By the way, азбука sounds either archaic or childish nowadays. We normaly use the borrowing алфавит for some reason.

----------


## Event56

Good to know, thanks for the information

----------


## Alex80

Welcome! 
If you haven't seen yet - probably you should give a try to a movie "Come and See". It's not usual war movie, but more anti-war one... Heavy and realistic depiction of war.
It can really give understanding why russians are so sensitive to WWII discussions and hate ignoring role of USSR in it in western media. But it is uncomfortable to see, be prepared.
Movie became public domain, so you can freely watch it in youtube. here and here (two parts)

----------


## EfreytoR_S

Welcome, Dallas!
If you are interested in military history of Imperial Russian Army/Soviet Armed Forces/Russian Armed Forces, feel free to write me.
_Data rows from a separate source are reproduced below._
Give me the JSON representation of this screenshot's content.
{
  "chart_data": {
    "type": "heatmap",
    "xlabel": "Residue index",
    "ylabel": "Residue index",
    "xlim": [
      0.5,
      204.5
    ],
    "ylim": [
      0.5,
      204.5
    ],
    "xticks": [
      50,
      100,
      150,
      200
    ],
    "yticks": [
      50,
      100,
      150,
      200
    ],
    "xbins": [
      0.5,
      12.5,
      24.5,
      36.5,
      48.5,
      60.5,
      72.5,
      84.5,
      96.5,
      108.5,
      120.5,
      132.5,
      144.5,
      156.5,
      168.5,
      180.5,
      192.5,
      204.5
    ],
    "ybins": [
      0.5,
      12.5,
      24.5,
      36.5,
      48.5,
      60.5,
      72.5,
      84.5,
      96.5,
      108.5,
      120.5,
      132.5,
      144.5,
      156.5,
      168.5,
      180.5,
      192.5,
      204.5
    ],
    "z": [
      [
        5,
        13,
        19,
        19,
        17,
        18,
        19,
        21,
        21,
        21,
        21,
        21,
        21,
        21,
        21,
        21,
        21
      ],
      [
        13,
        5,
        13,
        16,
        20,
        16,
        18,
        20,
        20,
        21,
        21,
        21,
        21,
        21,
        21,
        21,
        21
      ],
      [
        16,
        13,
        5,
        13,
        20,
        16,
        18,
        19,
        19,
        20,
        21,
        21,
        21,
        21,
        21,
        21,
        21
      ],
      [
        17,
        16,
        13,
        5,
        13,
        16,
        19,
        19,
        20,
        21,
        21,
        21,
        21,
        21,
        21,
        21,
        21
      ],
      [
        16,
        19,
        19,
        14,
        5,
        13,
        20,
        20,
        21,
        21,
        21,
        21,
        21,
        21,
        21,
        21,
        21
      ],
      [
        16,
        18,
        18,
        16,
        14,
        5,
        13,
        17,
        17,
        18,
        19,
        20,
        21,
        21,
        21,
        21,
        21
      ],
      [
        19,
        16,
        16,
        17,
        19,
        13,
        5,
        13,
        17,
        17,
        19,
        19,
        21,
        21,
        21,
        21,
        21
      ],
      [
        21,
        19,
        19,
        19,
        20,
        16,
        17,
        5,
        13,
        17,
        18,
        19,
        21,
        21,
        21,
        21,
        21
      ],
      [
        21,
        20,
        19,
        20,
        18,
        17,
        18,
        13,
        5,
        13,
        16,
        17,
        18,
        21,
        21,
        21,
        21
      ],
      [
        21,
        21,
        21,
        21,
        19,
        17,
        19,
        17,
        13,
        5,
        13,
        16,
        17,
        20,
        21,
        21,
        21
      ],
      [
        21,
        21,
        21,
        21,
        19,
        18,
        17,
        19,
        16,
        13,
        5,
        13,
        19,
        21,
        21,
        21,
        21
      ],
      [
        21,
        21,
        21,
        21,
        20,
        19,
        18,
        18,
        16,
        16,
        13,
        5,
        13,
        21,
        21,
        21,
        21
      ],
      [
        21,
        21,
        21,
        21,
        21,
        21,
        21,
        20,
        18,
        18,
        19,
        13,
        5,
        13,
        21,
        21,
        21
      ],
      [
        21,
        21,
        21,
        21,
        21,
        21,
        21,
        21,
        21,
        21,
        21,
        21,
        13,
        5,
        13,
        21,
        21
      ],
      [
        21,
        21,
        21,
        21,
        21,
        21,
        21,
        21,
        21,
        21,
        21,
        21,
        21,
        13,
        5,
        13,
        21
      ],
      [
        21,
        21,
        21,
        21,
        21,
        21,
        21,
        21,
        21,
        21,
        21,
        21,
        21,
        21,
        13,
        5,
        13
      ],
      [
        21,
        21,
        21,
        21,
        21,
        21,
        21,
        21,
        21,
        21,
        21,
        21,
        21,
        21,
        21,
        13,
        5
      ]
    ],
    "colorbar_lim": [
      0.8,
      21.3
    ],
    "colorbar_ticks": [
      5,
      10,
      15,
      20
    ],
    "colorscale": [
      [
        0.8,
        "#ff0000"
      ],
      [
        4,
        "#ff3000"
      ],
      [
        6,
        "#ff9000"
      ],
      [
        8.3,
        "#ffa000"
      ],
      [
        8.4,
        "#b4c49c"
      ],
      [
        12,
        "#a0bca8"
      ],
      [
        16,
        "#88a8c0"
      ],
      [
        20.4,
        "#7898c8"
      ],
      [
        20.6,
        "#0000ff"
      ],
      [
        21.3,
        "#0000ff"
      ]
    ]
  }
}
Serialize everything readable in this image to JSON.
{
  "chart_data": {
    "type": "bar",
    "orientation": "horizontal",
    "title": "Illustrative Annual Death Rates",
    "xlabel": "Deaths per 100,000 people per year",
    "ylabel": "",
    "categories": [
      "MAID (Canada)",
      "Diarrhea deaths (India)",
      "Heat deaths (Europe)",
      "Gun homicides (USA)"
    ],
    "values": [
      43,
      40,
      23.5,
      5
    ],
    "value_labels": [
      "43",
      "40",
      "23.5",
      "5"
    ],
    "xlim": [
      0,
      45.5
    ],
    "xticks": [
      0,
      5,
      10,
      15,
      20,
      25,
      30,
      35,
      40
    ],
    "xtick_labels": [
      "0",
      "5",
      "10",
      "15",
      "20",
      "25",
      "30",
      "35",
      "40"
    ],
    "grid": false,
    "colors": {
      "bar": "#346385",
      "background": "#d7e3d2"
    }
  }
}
It'll be a pleasure for me to share the 'Eastern' perspective on events long passed  ::

----------


## Event56

I watched the movie you suggested and it was very informative, thanks for recommending it. 
Я недавно читал в газете, about Poland removing a monents dedicated to the bravery and sacrifice of soviet troops during ww2  and after having watched this film it makes it just that much more sickening to hear about. It is similar to the removal of confederate monuments currently going on in my country but it is more absurd to see it happen to see it also happening to ww2 monuments. 
Nevertheless thanks again for recommending the film to me.
Спасибо бальшой

----------